Dwa zarzuty zabójstwa usłyszał w prokuraturze w Malborku 51-letni mężczyzna, który w poniedziałek w Nowym Stawie na Pomorzu zabił swoją siostrę i byłą partnerkę. Po zabójstwie został zatrzymany przed sklepem spożywczym, gdzie wypił butelkę wódki. W momencie zatrzymania miał w organizmie ponad 5 promili alkoholu.

Do rodzinnej tragedii doszło w poniedziałkowy wieczór. 51-latek zamordował nożem byłą konkubinę i siostrę, po czym poszedł do sklepu, gdzie wypił butelkę wódki i powiedział ekspedientce o zabójstwie. Ta ostatnia wezwała policję.

W chwili zatrzymania mężczyzna był kompletnie pijany, w organizmie miał ponad 5 promili alkoholu. Trafił do szpitala w stanie zagrażającym życiu.

Właśnie ze względu na jego stan przesłuchanie okazało się możliwe dopiero w środę.

51-latek usłyszał dwa zarzuty zabójstwa, a także dwa zarzuty użycia przemocy wobec funkcjonariuszy policji i straży miejskiej.

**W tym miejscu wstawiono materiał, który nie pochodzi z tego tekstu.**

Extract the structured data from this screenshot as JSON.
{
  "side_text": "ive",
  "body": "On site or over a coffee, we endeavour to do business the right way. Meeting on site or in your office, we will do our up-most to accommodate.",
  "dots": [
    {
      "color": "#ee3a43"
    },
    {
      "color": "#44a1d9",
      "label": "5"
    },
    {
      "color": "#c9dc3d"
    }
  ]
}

W tym drugim przypadku chodzi o interwencję w trakcie awantury domowej, do której doszło w niedzielę. Policję wezwała wówczas siostra podejrzanego, która dzień później zginęła z jego ręki: po śmiertelnym ciosie nożem w samo serce.

Druga ofiara, była partnerka mężczyzny, ugodzona została nożem - jak wykazała sekcja zwłok - w sumie 7 razy.

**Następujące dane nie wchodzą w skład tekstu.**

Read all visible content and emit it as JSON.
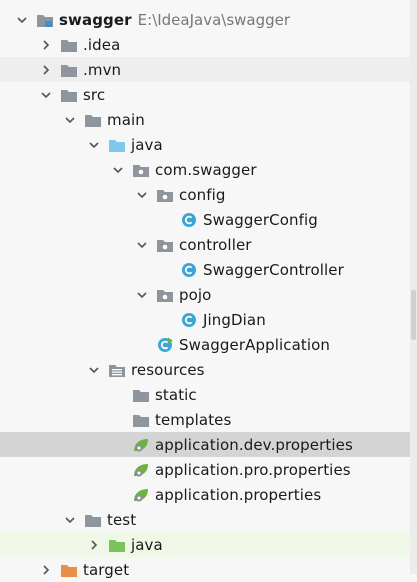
{
  "project_tree": {
    "root": {
      "label": "swagger",
      "path": "E:\\IdeaJava\\swagger"
    },
    "items": [
      {
        "label": ".idea",
        "icon": "folder-icon",
        "arrow": "right"
      },
      {
        "label": ".mvn",
        "icon": "folder-icon",
        "arrow": "right"
      },
      {
        "label": "src",
        "icon": "folder-icon",
        "arrow": "down"
      },
      {
        "label": "main",
        "icon": "folder-icon",
        "arrow": "down"
      },
      {
        "label": "java",
        "icon": "source-folder-icon",
        "arrow": "down"
      },
      {
        "label": "com.swagger",
        "icon": "package-icon",
        "arrow": "down"
      },
      {
        "label": "config",
        "icon": "package-icon",
        "arrow": "down"
      },
      {
        "label": "SwaggerConfig",
        "icon": "class-icon",
        "arrow": "none"
      },
      {
        "label": "controller",
        "icon": "package-icon",
        "arrow": "down"
      },
      {
        "label": "SwaggerController",
        "icon": "class-icon",
        "arrow": "none"
      },
      {
        "label": "pojo",
        "icon": "package-icon",
        "arrow": "down"
      },
      {
        "label": "JingDian",
        "icon": "class-icon",
        "arrow": "none"
      },
      {
        "label": "SwaggerApplication",
        "icon": "spring-boot-class-icon",
        "arrow": "none"
      },
      {
        "label": "resources",
        "icon": "resources-folder-icon",
        "arrow": "down"
      },
      {
        "label": "static",
        "icon": "folder-icon",
        "arrow": "none"
      },
      {
        "label": "templates",
        "icon": "folder-icon",
        "arrow": "none"
      },
      {
        "label": "application.dev.properties",
        "icon": "spring-properties-icon",
        "arrow": "none"
      },
      {
        "label": "application.pro.properties",
        "icon": "spring-properties-icon",
        "arrow": "none"
      },
      {
        "label": "application.properties",
        "icon": "spring-properties-icon",
        "arrow": "none"
      },
      {
        "label": "test",
        "icon": "folder-icon",
        "arrow": "down"
      },
      {
        "label": "java",
        "icon": "test-source-folder-icon",
        "arrow": "right"
      },
      {
        "label": "target",
        "icon": "excluded-folder-icon",
        "arrow": "right"
      }
    ]
  },
  "colors": {
    "folder": "#8e959c",
    "source_folder": "#7ec8ea",
    "test_folder": "#7cc45a",
    "excluded_folder": "#e8904a",
    "class_icon": "#3aa6d8",
    "spring": "#6db33f",
    "selected_row": "#d4d4d4"
  }
}
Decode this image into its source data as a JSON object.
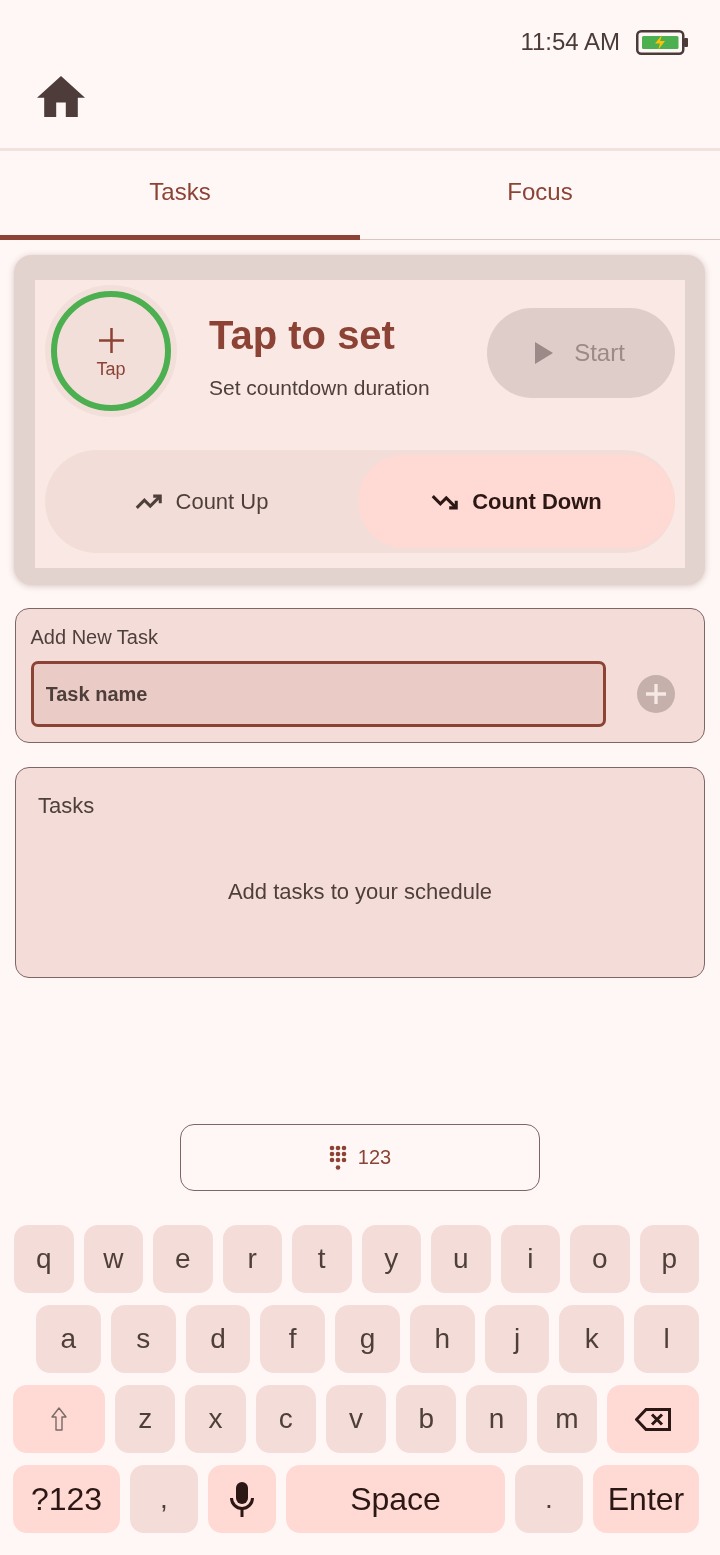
{
  "status_bar": {
    "time": "11:54 AM"
  },
  "tabs": [
    {
      "label": "Tasks",
      "selected": true
    },
    {
      "label": "Focus",
      "selected": false
    }
  ],
  "timer": {
    "dial_label": "Tap",
    "title": "Tap to set",
    "subtitle": "Set countdown duration",
    "start_button": {
      "label": "Start",
      "disabled": true
    },
    "modes": [
      {
        "label": "Count Up",
        "kind": "up",
        "selected": false
      },
      {
        "label": "Count Down",
        "kind": "down",
        "selected": true
      }
    ]
  },
  "add_task": {
    "title": "Add New Task",
    "field": {
      "placeholder": "Task name"
    },
    "add_button": {
      "disabled": true
    }
  },
  "task_list": {
    "title": "Tasks",
    "empty_message": "Add tasks to your schedule"
  },
  "keyboard": {
    "mode_button": {
      "label": "123"
    },
    "key_rows": [
      {
        "keys": [
          {
            "kind": "char",
            "label": "q"
          },
          {
            "kind": "char",
            "label": "w"
          },
          {
            "kind": "char",
            "label": "e"
          },
          {
            "kind": "char",
            "label": "r"
          },
          {
            "kind": "char",
            "label": "t"
          },
          {
            "kind": "char",
            "label": "y"
          },
          {
            "kind": "char",
            "label": "u"
          },
          {
            "kind": "char",
            "label": "i"
          },
          {
            "kind": "char",
            "label": "o"
          },
          {
            "kind": "char",
            "label": "p"
          }
        ]
      },
      {
        "keys": [
          {
            "kind": "char",
            "label": "a"
          },
          {
            "kind": "char",
            "label": "s"
          },
          {
            "kind": "char",
            "label": "d"
          },
          {
            "kind": "char",
            "label": "f"
          },
          {
            "kind": "char",
            "label": "g"
          },
          {
            "kind": "char",
            "label": "h"
          },
          {
            "kind": "char",
            "label": "j"
          },
          {
            "kind": "char",
            "label": "k"
          },
          {
            "kind": "char",
            "label": "l"
          }
        ]
      },
      {
        "keys": [
          {
            "kind": "shift"
          },
          {
            "kind": "char",
            "label": "z"
          },
          {
            "kind": "char",
            "label": "x"
          },
          {
            "kind": "char",
            "label": "c"
          },
          {
            "kind": "char",
            "label": "v"
          },
          {
            "kind": "char",
            "label": "b"
          },
          {
            "kind": "char",
            "label": "n"
          },
          {
            "kind": "char",
            "label": "m"
          },
          {
            "kind": "backspace"
          }
        ]
      },
      {
        "keys": [
          {
            "kind": "symbols",
            "label": "?123"
          },
          {
            "kind": "punct",
            "label": ","
          },
          {
            "kind": "mic"
          },
          {
            "kind": "space",
            "label": "Space"
          },
          {
            "kind": "punct",
            "label": "."
          },
          {
            "kind": "enter",
            "label": "Enter"
          }
        ]
      }
    ]
  }
}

Prokuratorzy uznali, że 51-latek działał z bezpośrednim zamiarem zabójstwa obu kobiet.

On sam przyznał się w czasie przesłuchania do wszystkich zarzutów, odmówił natomiast złożenia wyjaśnień.

Mężczyzna przesiedział już w więzieniu kilkanaście lat: m.in. za przestępstwa narkotykowe. Na wolność wyszedł w listopadzie zeszłego roku.

Teraz grozi mu dożywocie.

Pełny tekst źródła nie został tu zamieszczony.